Yes. Smart contract hacks, rug pull projects, address mistakes — all of these can lead to total loss. Invest only what you can afford to lose.
Which is safer — staking or yield farming?
Staking on proven networks carries lower risk. Yield farming on new protocols offers higher returns but proportionally higher risk of loss.
Do I need a VPN to access DeFi protocols?
Most protocols are accessible from Ukraine without a VPN. However, some frontends may have geographic restrictions. The blockchain itself has no restrictions — limits apply only to interfaces.
How to check a protocol’s reliability?
Look for audits from reputable firms, open source code, an active community, time in market and TVL size.
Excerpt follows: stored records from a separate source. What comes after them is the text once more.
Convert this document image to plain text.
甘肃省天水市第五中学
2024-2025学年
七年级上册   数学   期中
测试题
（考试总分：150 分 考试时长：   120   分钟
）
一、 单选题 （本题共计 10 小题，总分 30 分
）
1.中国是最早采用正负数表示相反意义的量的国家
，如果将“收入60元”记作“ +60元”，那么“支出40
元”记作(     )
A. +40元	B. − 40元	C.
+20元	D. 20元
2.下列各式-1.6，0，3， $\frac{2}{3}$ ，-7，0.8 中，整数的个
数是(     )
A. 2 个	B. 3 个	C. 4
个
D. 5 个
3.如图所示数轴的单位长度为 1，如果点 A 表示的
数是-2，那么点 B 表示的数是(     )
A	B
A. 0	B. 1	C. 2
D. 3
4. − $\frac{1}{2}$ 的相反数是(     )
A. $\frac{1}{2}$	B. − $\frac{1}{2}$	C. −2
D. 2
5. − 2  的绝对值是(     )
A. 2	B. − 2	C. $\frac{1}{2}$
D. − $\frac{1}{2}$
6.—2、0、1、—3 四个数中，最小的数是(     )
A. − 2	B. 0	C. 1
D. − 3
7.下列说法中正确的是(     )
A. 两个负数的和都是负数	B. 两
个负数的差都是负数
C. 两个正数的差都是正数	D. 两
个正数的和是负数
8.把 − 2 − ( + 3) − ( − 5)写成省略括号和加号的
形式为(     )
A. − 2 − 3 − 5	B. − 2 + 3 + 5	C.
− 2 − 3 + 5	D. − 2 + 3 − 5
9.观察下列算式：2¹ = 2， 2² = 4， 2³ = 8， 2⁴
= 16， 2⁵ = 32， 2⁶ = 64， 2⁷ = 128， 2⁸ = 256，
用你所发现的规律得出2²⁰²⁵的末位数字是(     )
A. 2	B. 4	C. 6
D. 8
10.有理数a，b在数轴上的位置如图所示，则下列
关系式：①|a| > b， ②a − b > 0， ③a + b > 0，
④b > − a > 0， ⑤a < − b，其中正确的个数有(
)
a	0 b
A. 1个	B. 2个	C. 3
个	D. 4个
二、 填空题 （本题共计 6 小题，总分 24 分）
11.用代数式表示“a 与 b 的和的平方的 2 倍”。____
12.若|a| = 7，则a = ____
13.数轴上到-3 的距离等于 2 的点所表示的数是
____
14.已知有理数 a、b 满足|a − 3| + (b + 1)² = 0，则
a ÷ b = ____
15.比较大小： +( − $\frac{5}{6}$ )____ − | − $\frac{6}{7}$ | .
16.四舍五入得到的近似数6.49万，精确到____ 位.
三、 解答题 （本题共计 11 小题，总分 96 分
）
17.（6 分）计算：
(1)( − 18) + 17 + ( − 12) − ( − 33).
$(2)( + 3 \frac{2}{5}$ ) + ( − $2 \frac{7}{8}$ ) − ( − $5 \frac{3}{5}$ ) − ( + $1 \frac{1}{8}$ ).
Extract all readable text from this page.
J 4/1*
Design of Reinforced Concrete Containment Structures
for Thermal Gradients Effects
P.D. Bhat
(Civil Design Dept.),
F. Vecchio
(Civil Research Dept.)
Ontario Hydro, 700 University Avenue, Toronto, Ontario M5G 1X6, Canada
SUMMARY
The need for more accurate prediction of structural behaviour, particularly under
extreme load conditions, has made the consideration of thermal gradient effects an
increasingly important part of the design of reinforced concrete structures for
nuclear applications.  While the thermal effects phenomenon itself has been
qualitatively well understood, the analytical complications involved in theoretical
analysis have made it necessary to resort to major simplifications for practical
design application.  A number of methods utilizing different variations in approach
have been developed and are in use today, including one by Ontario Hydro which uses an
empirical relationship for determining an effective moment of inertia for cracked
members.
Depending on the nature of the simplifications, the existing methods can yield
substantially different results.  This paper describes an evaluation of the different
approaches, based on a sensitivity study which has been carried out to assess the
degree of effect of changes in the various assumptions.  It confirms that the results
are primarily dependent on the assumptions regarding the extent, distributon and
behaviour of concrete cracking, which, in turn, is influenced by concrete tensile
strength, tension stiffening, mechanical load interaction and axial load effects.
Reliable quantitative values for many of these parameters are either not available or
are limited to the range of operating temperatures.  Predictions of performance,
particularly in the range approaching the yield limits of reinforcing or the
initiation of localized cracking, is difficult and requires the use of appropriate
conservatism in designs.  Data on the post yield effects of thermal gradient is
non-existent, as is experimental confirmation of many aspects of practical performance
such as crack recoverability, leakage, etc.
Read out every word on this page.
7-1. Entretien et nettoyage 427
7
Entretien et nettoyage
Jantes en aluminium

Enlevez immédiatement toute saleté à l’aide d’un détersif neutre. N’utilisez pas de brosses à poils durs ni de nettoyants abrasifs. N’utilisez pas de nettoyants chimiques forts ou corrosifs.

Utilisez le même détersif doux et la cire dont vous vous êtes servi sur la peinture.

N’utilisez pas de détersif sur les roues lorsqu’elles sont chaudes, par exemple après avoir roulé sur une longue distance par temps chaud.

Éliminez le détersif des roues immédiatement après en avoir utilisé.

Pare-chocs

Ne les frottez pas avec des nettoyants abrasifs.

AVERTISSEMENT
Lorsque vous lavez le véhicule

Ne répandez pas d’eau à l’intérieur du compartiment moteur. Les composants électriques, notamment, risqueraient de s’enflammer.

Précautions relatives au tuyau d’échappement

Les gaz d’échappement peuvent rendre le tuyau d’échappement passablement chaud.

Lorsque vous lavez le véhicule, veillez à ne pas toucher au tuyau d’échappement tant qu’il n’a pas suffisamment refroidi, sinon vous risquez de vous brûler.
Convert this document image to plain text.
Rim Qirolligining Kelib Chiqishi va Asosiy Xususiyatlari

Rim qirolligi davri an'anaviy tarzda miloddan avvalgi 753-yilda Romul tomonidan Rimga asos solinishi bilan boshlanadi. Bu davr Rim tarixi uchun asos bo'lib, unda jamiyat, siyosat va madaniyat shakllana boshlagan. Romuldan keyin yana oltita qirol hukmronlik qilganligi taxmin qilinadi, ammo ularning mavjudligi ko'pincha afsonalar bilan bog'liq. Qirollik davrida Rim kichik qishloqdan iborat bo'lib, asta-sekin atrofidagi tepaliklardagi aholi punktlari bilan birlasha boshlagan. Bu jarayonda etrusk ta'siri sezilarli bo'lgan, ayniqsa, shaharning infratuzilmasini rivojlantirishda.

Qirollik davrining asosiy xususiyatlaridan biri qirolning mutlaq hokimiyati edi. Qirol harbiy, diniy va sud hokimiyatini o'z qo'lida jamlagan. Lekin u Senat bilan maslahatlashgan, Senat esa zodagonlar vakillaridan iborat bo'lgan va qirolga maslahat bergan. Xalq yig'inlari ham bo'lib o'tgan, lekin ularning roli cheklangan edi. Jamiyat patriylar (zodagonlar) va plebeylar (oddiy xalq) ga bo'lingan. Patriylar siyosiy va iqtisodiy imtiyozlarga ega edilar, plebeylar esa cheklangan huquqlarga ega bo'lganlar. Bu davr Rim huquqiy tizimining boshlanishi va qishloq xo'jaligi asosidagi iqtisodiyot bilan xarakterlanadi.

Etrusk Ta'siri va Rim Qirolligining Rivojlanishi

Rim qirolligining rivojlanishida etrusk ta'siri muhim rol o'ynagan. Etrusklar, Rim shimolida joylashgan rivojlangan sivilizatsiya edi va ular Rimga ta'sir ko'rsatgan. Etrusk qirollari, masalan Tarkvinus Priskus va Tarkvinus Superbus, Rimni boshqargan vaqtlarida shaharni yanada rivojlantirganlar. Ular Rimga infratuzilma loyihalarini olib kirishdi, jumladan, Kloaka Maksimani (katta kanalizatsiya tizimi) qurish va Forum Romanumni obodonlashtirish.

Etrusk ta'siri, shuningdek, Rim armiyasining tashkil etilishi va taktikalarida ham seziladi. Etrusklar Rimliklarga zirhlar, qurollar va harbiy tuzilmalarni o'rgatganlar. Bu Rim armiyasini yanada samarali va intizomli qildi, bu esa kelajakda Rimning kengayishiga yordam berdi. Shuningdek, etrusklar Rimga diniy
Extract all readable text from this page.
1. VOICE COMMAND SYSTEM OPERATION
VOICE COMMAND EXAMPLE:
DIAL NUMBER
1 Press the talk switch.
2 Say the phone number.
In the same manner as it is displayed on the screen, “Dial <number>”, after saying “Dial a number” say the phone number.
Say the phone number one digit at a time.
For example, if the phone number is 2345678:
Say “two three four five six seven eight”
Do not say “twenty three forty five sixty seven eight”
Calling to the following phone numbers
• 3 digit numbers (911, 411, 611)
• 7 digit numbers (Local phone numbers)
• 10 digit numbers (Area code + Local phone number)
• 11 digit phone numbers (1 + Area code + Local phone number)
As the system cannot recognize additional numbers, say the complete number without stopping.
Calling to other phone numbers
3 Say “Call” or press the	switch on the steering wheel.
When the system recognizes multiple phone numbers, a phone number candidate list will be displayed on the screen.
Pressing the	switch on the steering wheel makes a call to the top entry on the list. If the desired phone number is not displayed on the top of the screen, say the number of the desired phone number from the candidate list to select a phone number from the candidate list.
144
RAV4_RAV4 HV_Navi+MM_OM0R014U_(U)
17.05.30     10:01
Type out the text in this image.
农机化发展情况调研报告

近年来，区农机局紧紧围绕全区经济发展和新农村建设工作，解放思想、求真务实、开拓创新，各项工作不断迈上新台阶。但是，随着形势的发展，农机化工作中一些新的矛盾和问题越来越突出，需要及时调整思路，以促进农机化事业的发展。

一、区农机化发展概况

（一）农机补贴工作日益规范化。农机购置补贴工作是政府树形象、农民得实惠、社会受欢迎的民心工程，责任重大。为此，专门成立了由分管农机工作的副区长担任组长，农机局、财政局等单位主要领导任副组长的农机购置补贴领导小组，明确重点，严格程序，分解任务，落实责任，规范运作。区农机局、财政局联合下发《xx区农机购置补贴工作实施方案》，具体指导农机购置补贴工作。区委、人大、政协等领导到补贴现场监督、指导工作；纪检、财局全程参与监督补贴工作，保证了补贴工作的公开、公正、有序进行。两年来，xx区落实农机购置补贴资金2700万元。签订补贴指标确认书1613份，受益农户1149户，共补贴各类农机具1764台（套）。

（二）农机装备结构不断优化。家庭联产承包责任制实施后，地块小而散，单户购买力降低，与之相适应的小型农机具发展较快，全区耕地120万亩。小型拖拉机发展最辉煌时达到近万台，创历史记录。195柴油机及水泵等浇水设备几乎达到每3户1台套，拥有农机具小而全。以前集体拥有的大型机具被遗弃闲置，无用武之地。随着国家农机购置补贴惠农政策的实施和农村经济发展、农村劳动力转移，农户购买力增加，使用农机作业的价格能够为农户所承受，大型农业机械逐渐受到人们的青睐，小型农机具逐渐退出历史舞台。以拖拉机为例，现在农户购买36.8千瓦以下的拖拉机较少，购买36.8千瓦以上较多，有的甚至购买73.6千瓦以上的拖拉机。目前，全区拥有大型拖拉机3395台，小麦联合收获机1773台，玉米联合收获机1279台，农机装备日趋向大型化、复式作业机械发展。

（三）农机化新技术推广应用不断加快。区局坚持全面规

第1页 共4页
No single factor is a guarantee, but their combination reduces risk.
How to cash out to hryvnia?
Via P2P sections of crypto exchanges or trusted exchangers with positive reviews. Compare rates, consider fees and possible bank restrictions.
What is a rug pull and how to avoid it?
A rug pull is when project developers withdraw liquidity and disappear. Avoid it by checking: locked liquidity, contract audits, a public team, and the project’s longevity.